Saturday, January 09, 2016

Change what changes

It’s funny how much the much-ballyhooed beginning the new year looks an awful lot like going right back to normal.  Lights switch off, decorations get packed away, gifts received mix into what we already had, and rush hour bogs to a standstill once more.  Around the rectory we keep all the decorations up through Epiphany – actual, not observed: January 6.  In and around the church, we keep the Christmas season through this weekend, the Baptism of the Lord.  The poinsettias begin to falter, but the crèches continue to be a welcome sight.
The beginning of the calendar year is a time widely reputed to lend itself to reflection and resolution.  This year, it would seem we could add to the alliterative list also Redskins, which is a welcome change.  But when the television is off and we are left with post-holiday quiet, even only a moment or two, the changing of a calendar page can help us see the months ahead as a distinct and even different time.
What will be different this year?  What can be different this year?  Media mouths are full of suggestions about what is going to happen around us in the coming year, and changes we should undertake ourselves.  But it dawns on me that you and I might have enough information and insight already in our own recent experience to make some decisions, and some changes.
Everyone around us just went through the cultural events Americans call The Holidays.  Some of our neighbors expressly have no interest in either Christ’s birth or the associated celebrations, usually because of a strong belief that rejects that Jesus is God become Man.  But even most of them did something during this cultural season derived from the Christian event, even if it only included having certain days off or going to parties.   And that’s okay.  In fact, it can even be a good thing, if it gives us a comparison by which to evaluate our own actions.

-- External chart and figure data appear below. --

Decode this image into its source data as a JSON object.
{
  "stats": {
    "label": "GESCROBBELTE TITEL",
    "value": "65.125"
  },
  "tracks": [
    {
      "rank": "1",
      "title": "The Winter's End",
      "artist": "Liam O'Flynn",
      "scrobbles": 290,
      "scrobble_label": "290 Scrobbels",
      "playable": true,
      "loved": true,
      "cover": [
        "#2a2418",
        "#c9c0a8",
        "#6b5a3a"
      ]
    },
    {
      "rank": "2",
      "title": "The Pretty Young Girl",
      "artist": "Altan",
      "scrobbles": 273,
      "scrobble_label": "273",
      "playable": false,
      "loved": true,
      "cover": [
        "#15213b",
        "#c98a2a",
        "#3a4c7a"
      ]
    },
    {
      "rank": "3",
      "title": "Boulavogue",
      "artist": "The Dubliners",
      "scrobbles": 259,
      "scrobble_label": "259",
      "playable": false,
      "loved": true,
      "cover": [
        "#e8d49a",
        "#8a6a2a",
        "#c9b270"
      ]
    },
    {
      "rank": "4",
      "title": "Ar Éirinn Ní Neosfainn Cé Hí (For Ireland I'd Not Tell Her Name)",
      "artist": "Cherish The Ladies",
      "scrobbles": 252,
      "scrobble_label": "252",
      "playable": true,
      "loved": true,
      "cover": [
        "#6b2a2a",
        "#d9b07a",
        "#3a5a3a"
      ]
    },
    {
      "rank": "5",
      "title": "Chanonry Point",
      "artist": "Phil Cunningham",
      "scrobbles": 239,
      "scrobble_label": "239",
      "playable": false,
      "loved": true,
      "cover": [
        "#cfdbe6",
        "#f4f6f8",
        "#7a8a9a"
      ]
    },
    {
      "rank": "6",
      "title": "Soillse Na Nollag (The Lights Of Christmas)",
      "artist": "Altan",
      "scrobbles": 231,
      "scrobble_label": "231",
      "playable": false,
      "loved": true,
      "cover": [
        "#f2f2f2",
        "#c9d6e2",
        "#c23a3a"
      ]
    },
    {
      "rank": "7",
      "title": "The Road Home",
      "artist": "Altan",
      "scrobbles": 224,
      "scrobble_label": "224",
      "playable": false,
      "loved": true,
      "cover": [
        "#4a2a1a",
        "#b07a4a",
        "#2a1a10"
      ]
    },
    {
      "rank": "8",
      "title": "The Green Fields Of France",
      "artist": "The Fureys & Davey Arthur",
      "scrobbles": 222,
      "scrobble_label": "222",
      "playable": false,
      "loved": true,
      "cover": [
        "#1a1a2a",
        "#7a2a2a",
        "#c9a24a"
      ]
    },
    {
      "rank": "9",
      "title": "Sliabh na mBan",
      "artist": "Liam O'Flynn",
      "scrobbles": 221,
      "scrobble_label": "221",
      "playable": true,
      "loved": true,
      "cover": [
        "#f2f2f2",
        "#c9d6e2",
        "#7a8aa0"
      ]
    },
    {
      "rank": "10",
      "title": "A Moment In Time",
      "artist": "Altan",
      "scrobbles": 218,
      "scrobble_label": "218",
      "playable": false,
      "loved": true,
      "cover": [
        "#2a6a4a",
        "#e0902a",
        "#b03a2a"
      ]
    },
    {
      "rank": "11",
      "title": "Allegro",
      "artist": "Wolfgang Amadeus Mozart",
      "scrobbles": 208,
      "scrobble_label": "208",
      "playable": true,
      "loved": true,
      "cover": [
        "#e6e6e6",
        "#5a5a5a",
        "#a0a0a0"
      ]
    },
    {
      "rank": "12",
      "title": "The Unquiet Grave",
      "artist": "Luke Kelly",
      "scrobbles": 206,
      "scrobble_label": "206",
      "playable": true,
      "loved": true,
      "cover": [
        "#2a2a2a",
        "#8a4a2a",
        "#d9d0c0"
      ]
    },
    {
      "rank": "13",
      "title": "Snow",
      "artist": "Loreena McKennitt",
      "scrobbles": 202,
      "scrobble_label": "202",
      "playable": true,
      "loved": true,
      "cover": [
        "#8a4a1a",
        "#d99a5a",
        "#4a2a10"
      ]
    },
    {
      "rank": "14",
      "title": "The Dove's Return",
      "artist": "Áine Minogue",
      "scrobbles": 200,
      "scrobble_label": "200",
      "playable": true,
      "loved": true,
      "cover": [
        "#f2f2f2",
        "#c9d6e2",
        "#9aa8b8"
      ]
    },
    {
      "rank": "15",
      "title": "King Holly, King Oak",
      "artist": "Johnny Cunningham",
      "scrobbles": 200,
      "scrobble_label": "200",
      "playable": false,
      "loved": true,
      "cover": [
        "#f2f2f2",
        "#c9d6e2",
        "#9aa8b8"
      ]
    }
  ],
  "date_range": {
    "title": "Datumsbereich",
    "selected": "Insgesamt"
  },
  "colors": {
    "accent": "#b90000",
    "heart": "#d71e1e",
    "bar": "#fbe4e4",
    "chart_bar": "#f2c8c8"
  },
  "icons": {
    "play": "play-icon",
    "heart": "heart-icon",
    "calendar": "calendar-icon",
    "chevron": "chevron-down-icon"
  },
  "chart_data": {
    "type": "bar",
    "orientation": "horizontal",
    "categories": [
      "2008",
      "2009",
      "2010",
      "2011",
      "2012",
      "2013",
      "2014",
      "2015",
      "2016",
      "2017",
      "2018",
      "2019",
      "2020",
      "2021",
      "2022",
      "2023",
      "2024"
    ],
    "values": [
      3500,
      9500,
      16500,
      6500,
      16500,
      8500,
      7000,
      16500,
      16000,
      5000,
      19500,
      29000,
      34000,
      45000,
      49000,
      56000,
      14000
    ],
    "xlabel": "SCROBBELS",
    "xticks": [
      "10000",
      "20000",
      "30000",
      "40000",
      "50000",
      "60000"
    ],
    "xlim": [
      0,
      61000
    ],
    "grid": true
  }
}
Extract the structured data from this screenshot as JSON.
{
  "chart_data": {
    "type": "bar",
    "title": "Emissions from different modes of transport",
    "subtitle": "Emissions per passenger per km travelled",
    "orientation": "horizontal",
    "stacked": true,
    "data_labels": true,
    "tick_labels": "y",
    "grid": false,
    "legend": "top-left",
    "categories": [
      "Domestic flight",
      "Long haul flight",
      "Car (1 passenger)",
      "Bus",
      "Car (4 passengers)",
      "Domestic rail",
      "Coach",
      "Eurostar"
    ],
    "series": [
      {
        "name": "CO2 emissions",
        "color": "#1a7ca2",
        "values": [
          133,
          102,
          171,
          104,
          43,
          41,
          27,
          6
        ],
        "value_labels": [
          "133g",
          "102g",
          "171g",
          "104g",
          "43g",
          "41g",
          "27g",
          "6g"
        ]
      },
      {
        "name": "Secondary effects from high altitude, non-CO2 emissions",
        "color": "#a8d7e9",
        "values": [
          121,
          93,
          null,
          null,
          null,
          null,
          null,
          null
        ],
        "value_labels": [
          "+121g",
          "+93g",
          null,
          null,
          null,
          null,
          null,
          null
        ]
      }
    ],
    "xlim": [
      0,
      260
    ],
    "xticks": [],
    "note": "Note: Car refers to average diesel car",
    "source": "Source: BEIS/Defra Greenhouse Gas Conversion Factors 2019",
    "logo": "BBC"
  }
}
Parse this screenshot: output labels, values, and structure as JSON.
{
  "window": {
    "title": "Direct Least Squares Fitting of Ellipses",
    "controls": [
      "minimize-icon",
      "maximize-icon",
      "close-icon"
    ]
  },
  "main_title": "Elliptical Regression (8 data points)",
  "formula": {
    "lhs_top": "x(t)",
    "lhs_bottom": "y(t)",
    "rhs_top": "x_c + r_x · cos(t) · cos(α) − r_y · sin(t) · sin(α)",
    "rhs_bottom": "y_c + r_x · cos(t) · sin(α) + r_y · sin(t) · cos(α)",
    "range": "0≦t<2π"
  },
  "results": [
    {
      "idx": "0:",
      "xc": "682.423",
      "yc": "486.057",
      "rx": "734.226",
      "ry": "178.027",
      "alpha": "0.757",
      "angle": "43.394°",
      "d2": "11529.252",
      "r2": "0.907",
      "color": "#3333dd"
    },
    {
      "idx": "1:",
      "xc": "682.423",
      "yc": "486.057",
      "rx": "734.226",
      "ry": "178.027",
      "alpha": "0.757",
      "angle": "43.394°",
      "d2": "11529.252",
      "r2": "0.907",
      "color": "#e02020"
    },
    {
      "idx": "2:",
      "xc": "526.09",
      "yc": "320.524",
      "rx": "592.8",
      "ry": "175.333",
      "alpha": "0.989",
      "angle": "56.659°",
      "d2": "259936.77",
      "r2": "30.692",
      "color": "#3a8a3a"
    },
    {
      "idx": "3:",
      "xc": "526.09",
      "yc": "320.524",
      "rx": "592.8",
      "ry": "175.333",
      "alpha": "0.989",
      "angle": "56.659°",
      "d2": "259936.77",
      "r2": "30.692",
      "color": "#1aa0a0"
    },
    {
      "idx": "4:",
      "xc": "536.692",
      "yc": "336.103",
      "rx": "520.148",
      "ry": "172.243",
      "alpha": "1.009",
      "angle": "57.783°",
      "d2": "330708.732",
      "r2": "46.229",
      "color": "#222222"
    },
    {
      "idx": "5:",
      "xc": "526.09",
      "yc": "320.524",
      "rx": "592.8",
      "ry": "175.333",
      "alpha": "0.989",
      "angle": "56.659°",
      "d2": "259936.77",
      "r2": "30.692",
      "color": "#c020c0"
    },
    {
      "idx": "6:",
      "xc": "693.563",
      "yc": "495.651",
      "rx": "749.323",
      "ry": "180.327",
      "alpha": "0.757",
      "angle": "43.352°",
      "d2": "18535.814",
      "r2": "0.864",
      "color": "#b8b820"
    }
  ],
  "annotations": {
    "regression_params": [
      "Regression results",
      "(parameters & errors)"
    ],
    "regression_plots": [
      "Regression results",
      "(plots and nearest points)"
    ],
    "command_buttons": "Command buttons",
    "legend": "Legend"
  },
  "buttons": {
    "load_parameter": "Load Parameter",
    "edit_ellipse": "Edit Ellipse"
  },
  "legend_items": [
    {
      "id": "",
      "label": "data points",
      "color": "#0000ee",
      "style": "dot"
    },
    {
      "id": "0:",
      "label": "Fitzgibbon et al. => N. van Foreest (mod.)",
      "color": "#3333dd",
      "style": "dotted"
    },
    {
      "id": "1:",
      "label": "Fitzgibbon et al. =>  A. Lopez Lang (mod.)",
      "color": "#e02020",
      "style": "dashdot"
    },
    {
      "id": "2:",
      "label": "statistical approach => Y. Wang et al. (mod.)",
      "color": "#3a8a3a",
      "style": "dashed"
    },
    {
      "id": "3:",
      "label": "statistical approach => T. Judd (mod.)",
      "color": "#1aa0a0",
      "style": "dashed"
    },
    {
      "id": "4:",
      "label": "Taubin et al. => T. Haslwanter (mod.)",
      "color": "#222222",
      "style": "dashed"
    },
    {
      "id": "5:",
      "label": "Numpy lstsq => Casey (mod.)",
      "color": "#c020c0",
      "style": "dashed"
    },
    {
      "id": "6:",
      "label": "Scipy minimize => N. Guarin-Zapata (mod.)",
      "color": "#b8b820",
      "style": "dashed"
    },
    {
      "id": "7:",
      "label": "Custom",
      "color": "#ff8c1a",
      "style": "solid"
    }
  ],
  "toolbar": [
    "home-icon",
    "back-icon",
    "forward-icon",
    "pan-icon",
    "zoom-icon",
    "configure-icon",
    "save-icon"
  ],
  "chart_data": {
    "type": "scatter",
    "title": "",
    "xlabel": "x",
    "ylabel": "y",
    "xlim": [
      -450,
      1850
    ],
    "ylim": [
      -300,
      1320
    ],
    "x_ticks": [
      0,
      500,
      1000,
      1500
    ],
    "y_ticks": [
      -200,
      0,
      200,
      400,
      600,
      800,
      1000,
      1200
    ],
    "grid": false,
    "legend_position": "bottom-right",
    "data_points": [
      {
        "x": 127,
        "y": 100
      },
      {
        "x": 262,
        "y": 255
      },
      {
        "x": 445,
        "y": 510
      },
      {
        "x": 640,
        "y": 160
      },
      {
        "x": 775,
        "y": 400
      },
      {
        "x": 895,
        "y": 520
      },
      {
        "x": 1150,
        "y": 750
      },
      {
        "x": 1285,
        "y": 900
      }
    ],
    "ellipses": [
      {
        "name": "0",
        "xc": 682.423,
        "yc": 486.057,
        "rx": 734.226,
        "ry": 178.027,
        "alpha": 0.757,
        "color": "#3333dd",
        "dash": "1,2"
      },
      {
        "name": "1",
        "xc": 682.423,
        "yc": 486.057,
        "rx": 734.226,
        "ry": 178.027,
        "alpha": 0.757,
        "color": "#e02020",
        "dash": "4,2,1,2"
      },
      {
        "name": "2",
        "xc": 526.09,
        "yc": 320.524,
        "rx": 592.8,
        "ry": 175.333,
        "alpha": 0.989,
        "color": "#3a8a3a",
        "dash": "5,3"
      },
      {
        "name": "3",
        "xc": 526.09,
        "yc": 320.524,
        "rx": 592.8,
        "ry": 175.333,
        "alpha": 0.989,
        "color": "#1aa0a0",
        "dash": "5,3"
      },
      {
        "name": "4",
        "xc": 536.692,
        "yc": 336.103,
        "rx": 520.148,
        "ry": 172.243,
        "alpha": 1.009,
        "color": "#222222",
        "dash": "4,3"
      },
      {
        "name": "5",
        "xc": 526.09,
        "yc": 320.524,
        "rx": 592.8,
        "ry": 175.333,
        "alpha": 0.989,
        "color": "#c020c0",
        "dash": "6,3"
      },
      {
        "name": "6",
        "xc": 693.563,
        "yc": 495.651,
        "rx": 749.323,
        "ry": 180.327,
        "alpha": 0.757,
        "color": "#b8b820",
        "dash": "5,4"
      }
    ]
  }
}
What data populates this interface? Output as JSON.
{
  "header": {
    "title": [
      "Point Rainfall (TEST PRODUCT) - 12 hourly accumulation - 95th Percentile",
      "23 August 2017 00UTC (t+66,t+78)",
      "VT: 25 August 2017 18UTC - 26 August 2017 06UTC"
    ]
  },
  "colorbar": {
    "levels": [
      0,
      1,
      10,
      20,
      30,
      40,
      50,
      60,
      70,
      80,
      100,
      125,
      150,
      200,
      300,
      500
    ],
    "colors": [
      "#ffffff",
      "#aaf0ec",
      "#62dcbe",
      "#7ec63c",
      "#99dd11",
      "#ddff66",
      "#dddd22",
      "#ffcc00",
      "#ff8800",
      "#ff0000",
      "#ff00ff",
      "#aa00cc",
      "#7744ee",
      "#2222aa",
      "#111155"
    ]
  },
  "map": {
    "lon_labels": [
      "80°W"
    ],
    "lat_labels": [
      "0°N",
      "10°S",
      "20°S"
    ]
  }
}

We all know folks who wrote Christmas letters or sent greeting cards, which they only do at Christmas.  We also probably know people who went to church to celebrate Christmas, even though they normally do not. So, ask yourself this: what did I do differently because it was Christmas, that I don’t do at other times of the year?
Okay, that’s an easy one.  So here is one that is like it, but a little bit harder: what did I do at Christmas because I know and believe in Jesus, that was different from what was done by those who do not?
So, those two questions are the reflection part: evaluations of the (recent) past.  But now we need something for the future, what could be called a resolution.  Start with this one: what of all the things that I did especially for Christmas, should I try to do also during the rest of the year?
And then there’s one that might give any of us material to start the year: what will I do this coming year because of Christ’s birth, that will be different from what is done by those who do not know and believe in Jesus?
Pope Francis said in his Christmas homily, Today, the Son of God is born, and everything changes.  Too often, when the calendar year changes, everything that changed for Christmas, changes back to the way it was before.  Why not make this the year when in your life, that is what changes?